His smile teased my lips. His tongue stroked mine and our kiss softened. He pulled away.
“Okay,” he said.
“Is that jealous enough for you?” I stroked a thumb over his eyebrows.
“Yes. Will you kick a bitch’s ass over me?”
I laughed then. “Oh, seriously.”
His smile widened. “Good.”
I raised a brow. “Do you not want to be my model today? For real? We can leave.”
“Nah.” He looked out the window, toward the warehouse. “It’s okay. I want you to take this class. It’s all you’ve been talking about for the past couple weeks.”
“Not all I’ve been talking about. We talked about
Star Trek
the other day.”
He kissed me again. “But you want to do this.”
I held him close when he would’ve pulled away. “But you don’t have to. I can take this class without a model.”
“But that means you’ll be taking pictures of someone else.”

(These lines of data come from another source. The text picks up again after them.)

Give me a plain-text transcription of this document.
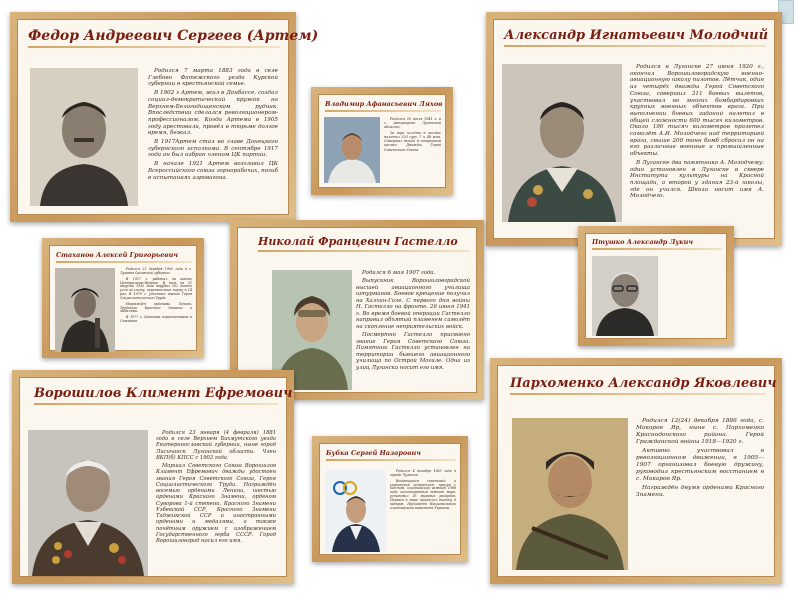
Федор Андреевич Сергеев (Артем)

Родился 7 марта 1883 года в селе Глебово Фатежского уезда Курской губернии в крестьянской семье.

В 1902 г Артем, жил в Донбассе, создал социал-демократический кружок на Верхнем-Белогодищенском рудник. Впоследствии сделался революционером-профессионалом. Когда Артема в 1905 году арестовали, провёл в тюрьме долгое время, бежал.

В 1917Артем стал во главе Донецкого губернского исполкома. В сентябре 1917 года он был избран членом ЦК партии.

В начале 1921 Артем возглавил ЦК Всероссийского союза горнорабочих, погиб в испытаниях аэровагона.

Владимир Афанасьевич Ляхов

Родился 20 июля 1941 г. в г. Антраците Луганской области.

За три полёта в космос налетал 333 сут. 7 ч 48 мин. Совершил выход в открытый космос. Дважды Герой Советского Союза.

Александр Игнатьевич Молодчий

Родился в Луганске 27 июня 1920 г., окончил Ворошиловградскую военно-авиационную школу пилотов. Лётчик, один из четырёх дважды Герой Советского Союза, совершил 311 боевых вылетов, участвовал во многих бомбардировках крупных военных объектов врага. При выполнении боевых заданий налетал в общей сложности 600 тысяч километров. Около 190 тысяч километров пролетел самолёт А.И. Молодчего над территорией врага, свыше 200 тонн бомб сбросил он на его различные военные и промышленные объекты.

В Луганске два памятника А. Молодчему: один установлен в Луганске в сквере Института культуры на Красной площади, а второй у здания 23-й школы, где он учился. Школа носит имя А. Молодчего.

Стаханов Алексей Григорьевич

Родился 21 декабря 1905 года в с. Лугавая Орловской губернии.

В 1927 г. работал на шахте Центральное-Ирмино. В ночь на 31 августа 1935 года нарубил 102 тонны угля за смену, перевыполнив норму в 14 раз. В 1970 г. удостоен звания Героя Социалистического Труда.

Награждён орденами Ленина, Трудового Красного Знамени и медалями.

В 1977 г. Кадиевка переименована в Стаханов.

Николай Францевич Гастелло

Родился 6 мая 1907 года.

Выпускник Ворошиловградской высшей авиационного училища штурманов. Боевое крещение получил на Халхин-Голе. С первого дня войны Н. Гастелло на фронте. 26 июня 1941 г. Во время боевой операции Гастелло направил объятый пламенем самолёт на скопление неприятельских войск.

Посмертно Гастелло присвоено звание Героя Советского Союза. Памятник Гастелло установлен на территории бывшего авиационного училища по Острой Могиле. Одна из улиц Луганска носит его имя.

Птушко Александр Лукич
Ворошилов Климент Ефремович

Родился 23 января (4 февраля) 1881 года в селе Верхнем Бахмутского уезда Екатеринославской губернии, ныне город Лисичанск Луганской области. Член ВКП(б) КПСС с 1903 года.

Маршал Советского Союза Ворошилов Климент Ефремович дважды удостоен звания Героя Советского Союза, Героя Социалистического Труда. Награждён восемью орденами Ленина, шестью орденами Красного Знамени, орденом Суворова 1-й степени, Красного Знамени Узбекской ССР, Красного Знамени Таджикской ССР и иностранными орденами и медалями, а также почётным оружием с изображением Государственного герба СССР. Город Ворошиловград носил его имя.

Бубка Сергей Назарович

Родился 4 декабря 1963 года в городе Луганске.

Выдающийся советский и украинский легкоатлет, прыгун с шестом, олимпийский чемпион 1988 года, шестикратный чемпион мира, установил 35 мировых рекордов. Первым в мире преодолел высоту 6 метров. Президент Национального олимпийского комитета Украины.

Пархоменко Александр Яковлевич

Родился 12(24) декабря 1886 года, с. Макаров Яр, ныне с. Пархоменко Краснодонского района. Герой Гражданской войны 1918—1920 г.

Активно участвовал в революционном движении, в 1905—1907 организовал боевую дружину, руководил крестьянским восстанием в с. Макаров Яр.

Награждён двумя орденами Красного Знамени.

“Yes,” I said slowly, thinking of the last workshop I’d taken. Naked women, naked men, all posed in a puppy pile of bare flesh, tangled limbs, faces obscured. It had been sensual, but not erotic. I’d learned a lot that day I could use in my own work, which aside from the pictures I’d taken of Alex was rarely sexual. “But that doesn’t mean—”
“It means,” Alex said firmly. “Because, Olivia, didn’t it ever occur to you, I might be a little jealous, too?”